Insofern ist die Faschismus-Definition von Georgi Dimitrow für das Herrschaftssystem des deutschen Faschismus 1933–1945 noch immer zutreffend, auch wenn es Mode geworden ist, diese als Legende abzutun. Der deutsche Historiker Rolf-Dieter Müller behauptet, "die kommunistische Faschismus-Interpretation, wonach Kriegführung und Strategie von den Interessen des deutschen Großkapitals geleitet worden wären", sei widerlegt: "Natürlich profitierten die Industriellen vom militärischem Erfolg, der Handel folgte wie immer der Flagge, er ging in diesem Falle aber nicht voran und gab auch nicht die Richtung vor – im Gegenteil." Müller blendet aus, dass das Industrie- und Finanzkapital 1933 das Naziregime an die Hebel der Staatsmacht hievte. Mit und nach jedem faschistischen Aggressionsakt der Wehrmacht seit 1938 rückten die Interessengruppen des deutschen Industrie- und Finanzkapitals mit ihren Helfershelfern nach, um die Beute zu sichern. Dass erst nach oder mit den deutschen Tanks die Dresdner und Deutsche Bank folgten, ist doch nur die logische Reihenfolge, die sich aus der tatsächlichen Machtstruktur und der Arbeitsteilung von Politik, Militär und Wirtschaft des faschistischen Herrschaftssystems ergab. Müller fällt weit hinter den Forschungsstand und damit zur Apologie "Hitler war's" zurück, wenn er meint: "Unser Verständnis zum Nazi-System stellt zu Recht die Rolle Hitlers wieder stärker in den Mittelpunkt."[7] Sicherlich unterscheidet sich die Funktionsweise der kapitalistischen Herrschaftsverhältnisse mit einem offen diktatorischen Regime oder im Rahmen einer bürgerlich-parlamentarischen Demokratie. Wobei es allerdings auch simpel wäre, die Herrschaftsverhältnisse ökonomischer und politischer Funktionseliten zu scharf zu trennen oder gar nur auf die eines Puppenspielers und seiner Marionetten zu reduzieren. Die innere Verwobenheit der politischen und ökonomischen Kräfte in Deutschland 1933–1945 schloss nicht aus, dass vielfältige Widersprüche bei der Durchsetzung der Kriegsziele auftraten. Für den Zweiten Weltkrieg 1939 tragen die politischen, militärischen und wirtschaftlichen Eliten Deutschlands die Hauptverantwortung.
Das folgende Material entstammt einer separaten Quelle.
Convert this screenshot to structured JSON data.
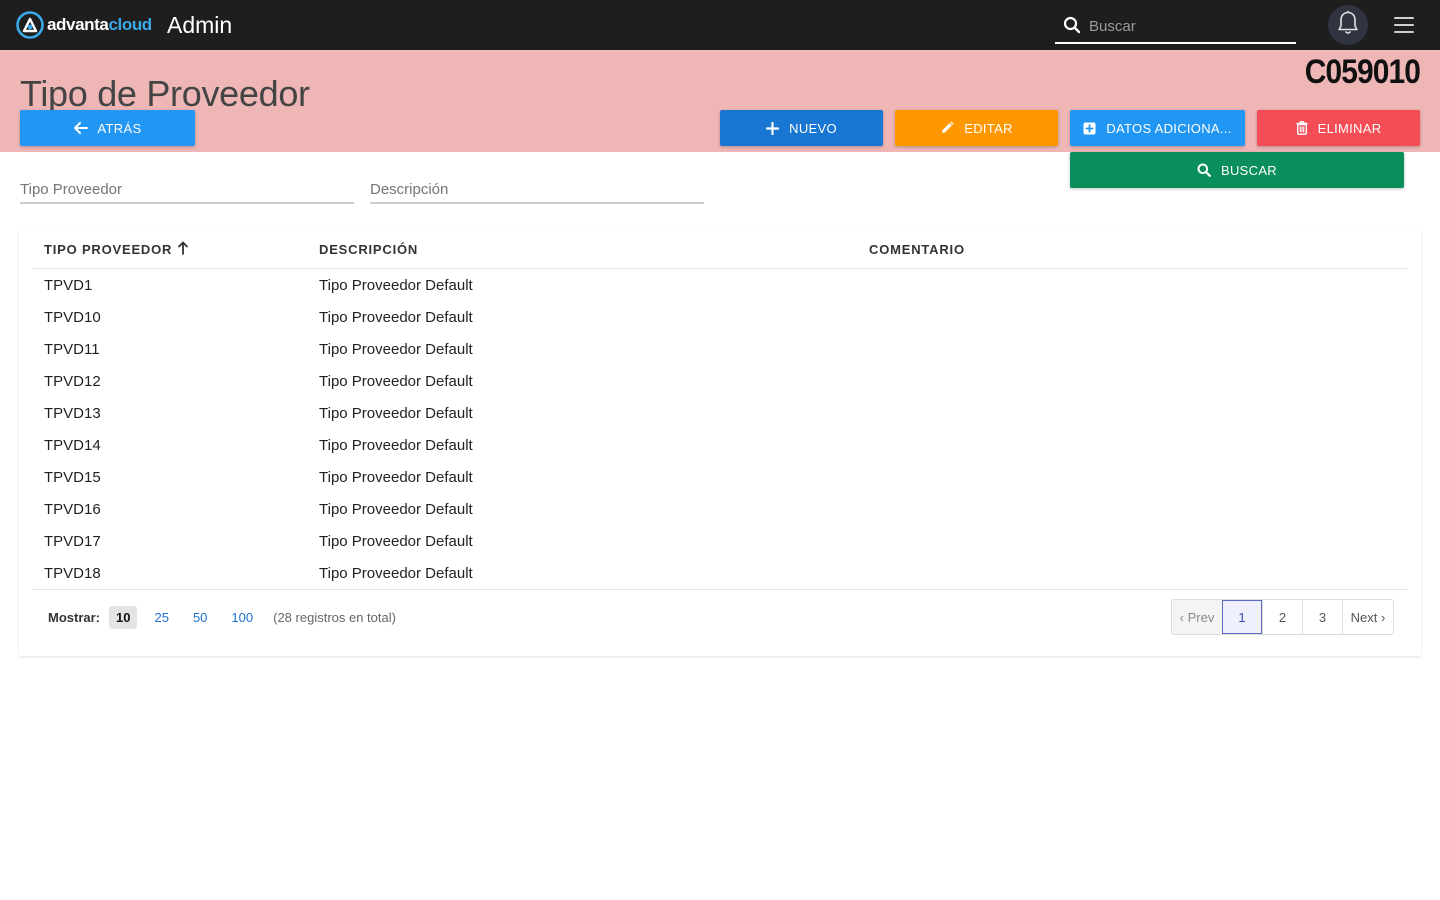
{
  "topbar": {
    "brand_part1": "advanta",
    "brand_part2": "cloud",
    "app_name": "Admin",
    "search_placeholder": "Buscar"
  },
  "page": {
    "title": "Tipo de Proveedor",
    "code": "C059010"
  },
  "actions": {
    "back_label": "ATRÁS",
    "new_label": "NUEVO",
    "edit_label": "EDITAR",
    "extra_label": "DATOS ADICIONA...",
    "delete_label": "ELIMINAR",
    "search_label": "BUSCAR"
  },
  "filters": {
    "tipo_placeholder": "Tipo Proveedor",
    "descripcion_placeholder": "Descripción"
  },
  "table": {
    "columns": [
      "TIPO PROVEEDOR",
      "DESCRIPCIÓN",
      "COMENTARIO"
    ],
    "rows": [
      {
        "tipo": "TPVD1",
        "descripcion": "Tipo Proveedor Default",
        "comentario": ""
      },
      {
        "tipo": "TPVD10",
        "descripcion": "Tipo Proveedor Default",
        "comentario": ""
      },
      {
        "tipo": "TPVD11",
        "descripcion": "Tipo Proveedor Default",
        "comentario": ""
      },
      {
        "tipo": "TPVD12",
        "descripcion": "Tipo Proveedor Default",
        "comentario": ""
      },
      {
        "tipo": "TPVD13",
        "descripcion": "Tipo Proveedor Default",
        "comentario": ""
      },
      {
        "tipo": "TPVD14",
        "descripcion": "Tipo Proveedor Default",
        "comentario": ""
      },
      {
        "tipo": "TPVD15",
        "descripcion": "Tipo Proveedor Default",
        "comentario": ""
      },
      {
        "tipo": "TPVD16",
        "descripcion": "Tipo Proveedor Default",
        "comentario": ""
      },
      {
        "tipo": "TPVD17",
        "descripcion": "Tipo Proveedor Default",
        "comentario": ""
      },
      {
        "tipo": "TPVD18",
        "descripcion": "Tipo Proveedor Default",
        "comentario": ""
      }
    ]
  },
  "footer": {
    "show_label": "Mostrar:",
    "page_sizes": [
      "10",
      "25",
      "50",
      "100"
    ],
    "selected_page_size": "10",
    "total_text": "(28 registros en total)",
    "prev_label": "‹ Prev",
    "next_label": "Next ›",
    "pages": [
      "1",
      "2",
      "3"
    ],
    "current_page": "1"
  },
  "colors": {
    "topbar": "#1e1e1e",
    "header_band": "#efb6b6",
    "back": "#2196f3",
    "new": "#1976d2",
    "edit": "#ff9800",
    "extra": "#2196f3",
    "delete": "#f44d56",
    "search": "#0a8f5c"
  },
  "icons": {
    "logo": "advanta-logo-icon",
    "search": "search-icon",
    "bell": "bell-icon",
    "menu": "hamburger-menu-icon",
    "back": "arrow-left-icon",
    "new": "plus-icon",
    "edit": "pencil-icon",
    "extra": "plus-square-icon",
    "delete": "trash-icon",
    "sort": "arrow-up-icon"
  }
}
Die Vor- und Ursachengeschichte des Zweiten Weltkrieges reicht jedoch weiter zurück und ist untrennbar verbunden mit den Ereignissen des Ersten Weltkrieges 1914–1918, mit der durch das Versailler Vertragssystem geprägten Zwischenkriegszeit und mit dem Aufkommen der faschistischen Bewegungen und Diktaturen. Das faschistische Deutschland und seine Verbündeten im Antikomintern-Pakt (Italien, Japan, Ungarn, Slowakei, Rumänien, Bulgarien, Kroatien und Finnland) setzten sowohl auf einen nationalistischen Revanchekrieg als auch auf einen antikommunistischen Feldzug gegen den aus dem Ersten Weltkrieg hervorgegangenen sowjetischen Staatssozialismus.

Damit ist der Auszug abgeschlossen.